Why it works & Pitfalls: This test assumes your data is roughly normally distributed and that the two groups have similar variances. SciPy helps you out by defaulting to a test that doesn’t assume equal variances (Welch’s t-test), which is almost always the smarter choice. If you’re a stickler and want to check the variance assumption first, you can use scipy.stats.levene(group_a, group_b). The biggest pitfall is using a t-test on non-independent data (e.g., before-and-after measurements on the same users—that requires a paired t-test, ttest_rel) or using it to compare more than two groups (which is a job for…).

ANOVA: The Fancy t-test for Three or More Groups

ANOVA (Analysis of Variance) is essentially a t-test on steroids for when you have three or more groups. Let’s say you have three different fertilizers and you want to see if any of them produce different average plant heights. The null hypothesis is that all group means are equal.

# Three different fertilizer groups
fertilizer_a = pl.Series([15.0, 16.5, 14.2, 17.1, 15.8])
fertilizer_b = pl.Series([18.5, 20.1, 19.3, 17.9, 18.8])
fertilizer_c = pl.Series([14.8, 15.2, 13.9, 16.0, 14.5])

# Perform one-way ANOVA
f_stat, p_value = stats.f_oneway(fertilizer_a, fertilizer_b, fertilizer_c)

print(f"F-statistic: {f_stat:.3f}")
print(f"p-value: {p_value:.8f}") # It's gonna be tiny

The Critical Caveat: A significant ANOVA result only tells you that not all the groups are the same. It doesn’t tell you which ones are different from which others. For that, you need a post-hoc test like Tukey’s HSD. SciPy doesn’t include one in the main stats module, which is a bit of an omission. You’ll often need to grab it from statsmodels. It’s a hassle, and I call it out as a questionable choice. You deserve built-in post-hocs.

The Chi-Squared Test: Categorical Showdown

While t-tests and ANOVA deal with means of continuous data, chi-squared (chi2) is for counts and categories. The classic example: does the distribution of blood types (A, B, AB, O) in your sample match the known distribution for the general population? This is the goodness-of-fit test.

More commonly, you’ll use the chi-squared test of independence on a contingency table. For example: is there a relationship between gender (Male, Female) and preference for a product (Like, Dislike)?

# Let's create a contingency table
# Rows: Gender (Male, Female)
# Columns: Product Preference (Like, Dislike)
observed_data = pl.DataFrame({
    "gender": ["Male", "Male", "Female", "Female"],
    "preference": ["Like", "Dislike", "Like", "Dislike"],
    "count": [20, 10, 30, 15]
})

# Pivot to create the matrix SciPy expects
cont_table = observed_data.pivot(
    index="gender",
    columns="preference",
    values="count",
    aggregate_function="first"
).select(pl.col("Like"), pl.col("Dislike"))

print("Contingency Table:")
print(cont_table)

# Run the chi2 test.

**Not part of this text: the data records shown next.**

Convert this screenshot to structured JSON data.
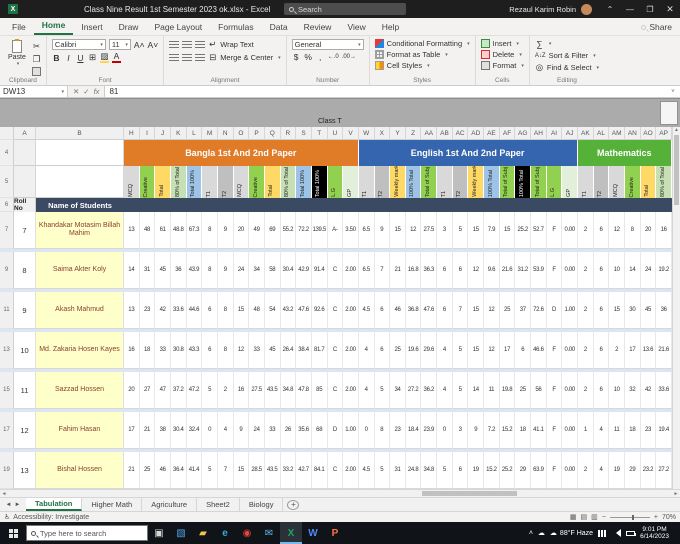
{
  "titlebar": {
    "title": "Class Nine Result 1st Semester 2023 ok.xlsx - Excel",
    "search": "Search",
    "user": "Rezaul Karim Robin"
  },
  "ribbon": {
    "tabs": [
      "File",
      "Home",
      "Insert",
      "Draw",
      "Page Layout",
      "Formulas",
      "Data",
      "Review",
      "View",
      "Help"
    ],
    "active_tab": "Home",
    "share_label": "Share",
    "group_labels": [
      "Clipboard",
      "Font",
      "Alignment",
      "Number",
      "Styles",
      "Cells",
      "Editing"
    ],
    "paste_label": "Paste",
    "font_name": "Calibri",
    "font_size": "11",
    "wrap_text_label": "Wrap Text",
    "merge_center_label": "Merge & Center",
    "number_format": "General",
    "cond_fmt_label": "Conditional Formatting",
    "format_table_label": "Format as Table",
    "cell_styles_label": "Cell Styles",
    "insert_label": "Insert",
    "delete_label": "Delete",
    "format_label": "Format",
    "sort_filter_label": "Sort & Filter",
    "find_select_label": "Find & Select"
  },
  "formula_bar": {
    "name_box": "DW13",
    "value": "81"
  },
  "sheet": {
    "left_cols": [
      "A",
      "B"
    ],
    "gutter_numbers": [
      "4",
      "5",
      "6"
    ],
    "floating_text": "Class T",
    "col_letters": [
      "H",
      "I",
      "J",
      "K",
      "L",
      "M",
      "N",
      "O",
      "P",
      "Q",
      "R",
      "S",
      "T",
      "U",
      "V",
      "W",
      "X",
      "Y",
      "Z",
      "AA",
      "AB",
      "AC",
      "AD",
      "AE",
      "AF",
      "AG",
      "AH",
      "AI",
      "AJ",
      "AK",
      "AL",
      "AM",
      "AN",
      "AO",
      "AP"
    ],
    "bands": [
      {
        "label": "Bangla 1st And 2nd Paper",
        "color": "#e07b28",
        "span": 15
      },
      {
        "label": "English 1st And 2nd Paper",
        "color": "#3565ae",
        "span": 14
      },
      {
        "label": "Mathematics",
        "color": "#55b138",
        "span": 6
      }
    ],
    "sub_headers": [
      {
        "label": "MCQ",
        "bg": "#d9d9d9"
      },
      {
        "label": "Creative",
        "bg": "#92d050"
      },
      {
        "label": "Total",
        "bg": "#ffd966"
      },
      {
        "label": "80% of Total",
        "bg": "#c6e0b4"
      },
      {
        "label": "Total 100%",
        "bg": "#9dc3e6"
      },
      {
        "label": "T1",
        "bg": "#d9d9d9"
      },
      {
        "label": "T2",
        "bg": "#bfbfbf"
      },
      {
        "label": "MCQ",
        "bg": "#d9d9d9"
      },
      {
        "label": "Creative",
        "bg": "#92d050"
      },
      {
        "label": "Total",
        "bg": "#ffd966"
      },
      {
        "label": "80% of Total",
        "bg": "#c6e0b4"
      },
      {
        "label": "Total 100%",
        "bg": "#9dc3e6"
      },
      {
        "label": "Total 100%",
        "bg": "#000000",
        "fg": "#ffffff"
      },
      {
        "label": "L.G",
        "bg": "#92d050"
      },
      {
        "label": "GP",
        "bg": "#e2efda"
      },
      {
        "label": "T1",
        "bg": "#d9d9d9"
      },
      {
        "label": "T2",
        "bg": "#bfbfbf"
      },
      {
        "label": "Weekly mark",
        "bg": "#ffd966"
      },
      {
        "label": "100% Total",
        "bg": "#9dc3e6"
      },
      {
        "label": "Total of Subj",
        "bg": "#92d050"
      },
      {
        "label": "T1",
        "bg": "#d9d9d9"
      },
      {
        "label": "T2",
        "bg": "#bfbfbf"
      },
      {
        "label": "Weekly mark",
        "bg": "#ffd966"
      },
      {
        "label": "100% Total",
        "bg": "#9dc3e6"
      },
      {
        "label": "Total of Subj",
        "bg": "#92d050"
      },
      {
        "label": "100% Total",
        "bg": "#000000",
        "fg": "#ffffff"
      },
      {
        "label": "Total of Subj",
        "bg": "#92d050"
      },
      {
        "label": "L.G",
        "bg": "#92d050"
      },
      {
        "label": "GP",
        "bg": "#e2efda"
      },
      {
        "label": "T1",
        "bg": "#d9d9d9"
      },
      {
        "label": "T2",
        "bg": "#bfbfbf"
      },
      {
        "label": "MCQ",
        "bg": "#d9d9d9"
      },
      {
        "label": "Creative",
        "bg": "#92d050"
      },
      {
        "label": "Total",
        "bg": "#ffd966"
      },
      {
        "label": "80% of Total",
        "bg": "#c6e0b4"
      }
    ],
    "header_row": {
      "roll": "Roll No",
      "name": "Name of Students"
    },
    "rows": [
      {
        "num": "7",
        "roll": "7",
        "name": "Khandakar Motasim Billah Mahim",
        "values": [
          13,
          48,
          61,
          48.8,
          67.3,
          8,
          9,
          20,
          49,
          69,
          55.2,
          72.2,
          139.5,
          "A-",
          "3.50",
          6.5,
          9,
          15,
          12,
          27.5,
          3,
          5,
          15,
          7.9,
          15,
          25.2,
          52.7,
          "F",
          "0.00",
          2,
          6,
          12,
          8,
          20,
          16
        ]
      },
      {
        "num": "9",
        "roll": "8",
        "name": "Saima Akter Koly",
        "values": [
          14,
          31,
          45,
          36,
          43.9,
          8,
          9,
          24,
          34,
          58,
          30.4,
          42.9,
          91.4,
          "C",
          "2.00",
          6.5,
          7,
          21,
          16.8,
          36.3,
          6,
          6,
          12,
          9.6,
          21.6,
          31.2,
          53.9,
          "F",
          "0.00",
          2,
          6,
          10,
          14,
          24,
          19.2
        ]
      },
      {
        "num": "11",
        "roll": "9",
        "name": "Akash Mahmud",
        "values": [
          13,
          23,
          42,
          33.6,
          44.6,
          6,
          8,
          15,
          48,
          54,
          43.2,
          47.6,
          92.6,
          "C",
          "2.00",
          4.5,
          6,
          46,
          36.8,
          47.6,
          6,
          7,
          15,
          12,
          25,
          37,
          72.6,
          "D",
          "1.00",
          2,
          6,
          15,
          30,
          45,
          36
        ]
      },
      {
        "num": "13",
        "roll": "10",
        "name": "Md. Zakaria Hosen Kayes",
        "values": [
          16,
          18,
          33,
          30.8,
          43.3,
          6,
          8,
          12,
          33,
          45,
          26.4,
          38.4,
          81.7,
          "C",
          "2.00",
          4,
          6,
          25,
          19.6,
          29.6,
          4,
          5,
          15,
          12,
          17,
          6,
          46.6,
          "F",
          "0.00",
          2,
          6,
          2,
          17,
          13.6,
          21.6
        ]
      },
      {
        "num": "15",
        "roll": "11",
        "name": "Sazzad Hossen",
        "values": [
          20,
          27,
          47,
          37.2,
          47.2,
          5,
          2,
          16,
          27.5,
          43.5,
          34.8,
          47.8,
          85,
          "C",
          "2.00",
          4,
          5,
          34,
          27.2,
          36.2,
          4,
          5,
          14,
          11,
          19.8,
          25,
          56,
          "F",
          "0.00",
          2,
          6,
          10,
          32,
          42,
          33.6
        ]
      },
      {
        "num": "17",
        "roll": "12",
        "name": "Fahim Hasan",
        "values": [
          17,
          21,
          38,
          30.4,
          32.4,
          0,
          4,
          9,
          24,
          33,
          26,
          35.6,
          68,
          "D",
          "1.00",
          0,
          8,
          23,
          18.4,
          23.9,
          0,
          3,
          9,
          7.2,
          15.2,
          18,
          41.1,
          "F",
          "0.00",
          1,
          4,
          11,
          18,
          23,
          19.4
        ]
      },
      {
        "num": "19",
        "roll": "13",
        "name": "Bishal Hossen",
        "values": [
          21,
          25,
          46,
          36.4,
          41.4,
          5,
          7,
          15,
          28.5,
          43.5,
          33.2,
          42.7,
          84.1,
          "C",
          "2.00",
          4.5,
          5,
          31,
          24.8,
          34.8,
          5,
          6,
          19,
          15.2,
          25.2,
          29,
          63.9,
          "F",
          "0.00",
          2,
          4,
          19,
          29,
          23.2,
          27.2
        ]
      }
    ]
  },
  "sheet_tabs": {
    "tabs": [
      "Tabulation",
      "Higher Math",
      "Agriculture",
      "Sheet2",
      "Biology"
    ],
    "active": "Tabulation"
  },
  "status_bar": {
    "accessibility": "Accessibility: Investigate",
    "zoom": "70%"
  },
  "taskbar": {
    "search_placeholder": "Type here to search",
    "icons": [
      {
        "name": "task-view-icon",
        "glyph": "▣",
        "color": "#d7d7d7"
      },
      {
        "name": "photos-icon",
        "glyph": "▧",
        "color": "#4fa3e3"
      },
      {
        "name": "folder-icon",
        "glyph": "▰",
        "color": "#f3c64b"
      },
      {
        "name": "edge-icon",
        "glyph": "e",
        "color": "#35aadc"
      },
      {
        "name": "chrome-icon",
        "glyph": "◉",
        "color": "#e8453c"
      },
      {
        "name": "mail-icon",
        "glyph": "✉",
        "color": "#5fb2e8"
      },
      {
        "name": "excel-icon",
        "glyph": "X",
        "color": "#21a366",
        "active": true
      },
      {
        "name": "word-icon",
        "glyph": "W",
        "color": "#4a8af4"
      },
      {
        "name": "powerpoint-icon",
        "glyph": "P",
        "color": "#ff7143"
      }
    ],
    "weather": "88°F Haze",
    "time": "9:01 PM",
    "date": "6/14/2023"
  }
}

The function expects the matrix as-is.
chi2_stat, p_value, dof, expected = stats.chi2_contingency(cont_table)

print(f"\nChi2 statistic: {chi2_stat:.3f}")
print(f"p-value: {p_value:.4f}")
print(f"Degrees of freedom: {dof}")
print("\nExpected frequencies if independent:")
print(expected)

The Non-Negotiable Rule: Chi-squared tests get wildly inaccurate if your expected frequencies in any cell of the table are too low (a common rule of thumb is <5). If you see that, you shouldn’t trust the result. Your options are to collect more data or use a more robust test like Fisher’s exact test (scipy.stats.fisher_exact), though it’s computationally heavier for large tables.

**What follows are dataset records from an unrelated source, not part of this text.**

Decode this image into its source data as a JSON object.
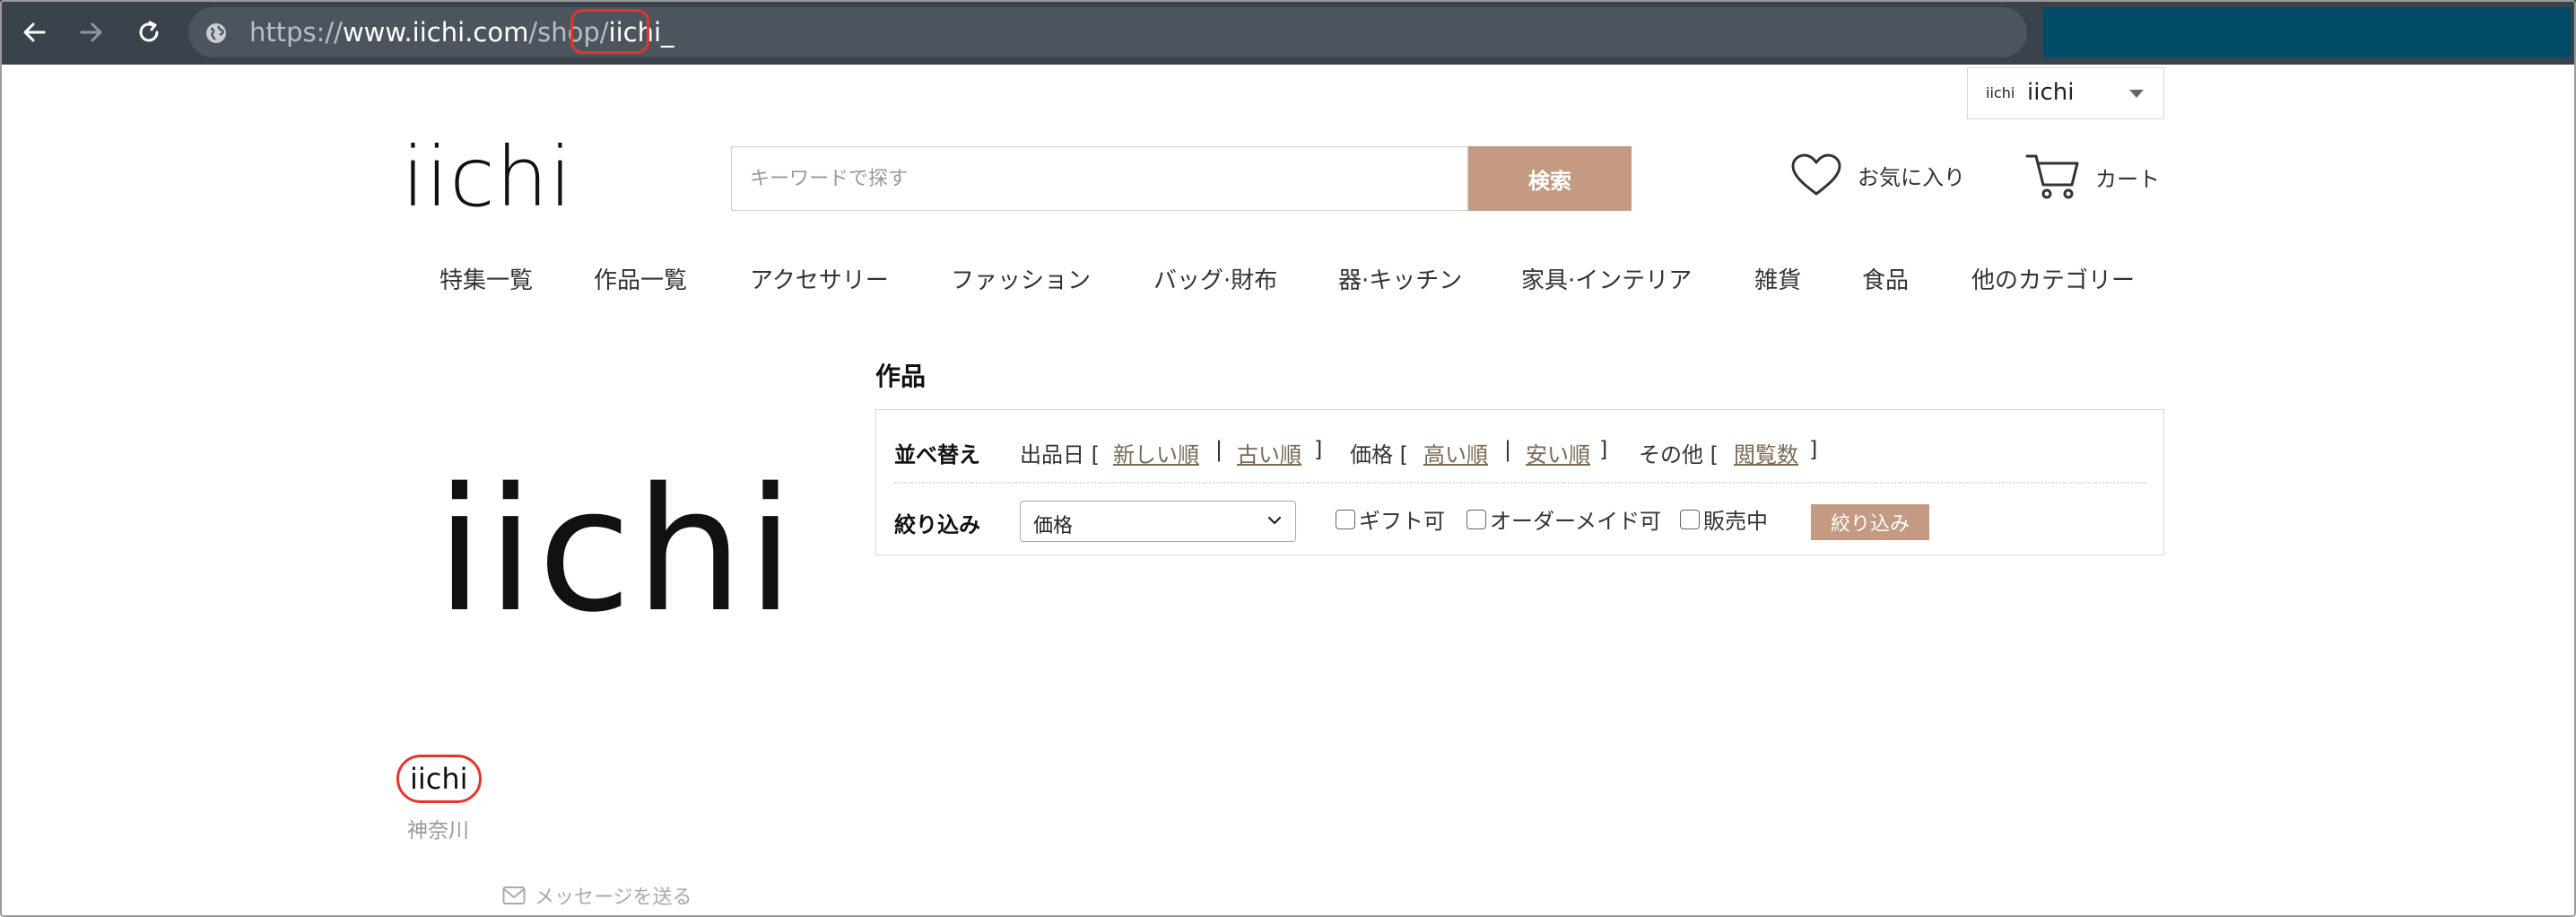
{
  "browser": {
    "url_prefix": "https://",
    "url_host": "www.iichi.com",
    "url_path": "/shop/",
    "url_highlight": "iichi_"
  },
  "account": {
    "mini_label": "iichi",
    "name": "iichi"
  },
  "header": {
    "logo": "iichi",
    "search_placeholder": "キーワードで探す",
    "search_button": "検索",
    "favorites": "お気に入り",
    "cart": "カート"
  },
  "categories": [
    "特集一覧",
    "作品一覧",
    "アクセサリー",
    "ファッション",
    "バッグ·財布",
    "器·キッチン",
    "家具·インテリア",
    "雑貨",
    "食品",
    "他のカテゴリー"
  ],
  "shop": {
    "logo_text": "iichi",
    "name": "iichi",
    "prefecture": "神奈川",
    "message_link": "メッセージを送る"
  },
  "products": {
    "title": "作品",
    "sort": {
      "label": "並べ替え",
      "date_label": "出品日 [",
      "newest": "新しい順",
      "sep": "|",
      "oldest": "古い順",
      "close": "]",
      "price_label": "価格 [",
      "price_high": "高い順",
      "price_low": "安い順",
      "other_label": "その他 [",
      "views": "閲覧数"
    },
    "filter": {
      "label": "絞り込み",
      "select_value": "価格",
      "gift": "ギフト可",
      "order_made": "オーダーメイド可",
      "on_sale": "販売中",
      "button": "絞り込み"
    }
  },
  "colors": {
    "accent": "#c49a82",
    "highlight": "#e5352b",
    "toolbar": "#3a434c",
    "link": "#7a6a55"
  }
}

Remember, all of these tests have assumptions. Violate them and you’re building on a shaky foundation. Your brilliant Polars-driven data preparation is the first and most important step—no statistical test can save you from garbage data. Now go forth and test responsibly. And maybe lay off the 0.05 significance level like it’s a religious text; it’s a convention, not a commandment.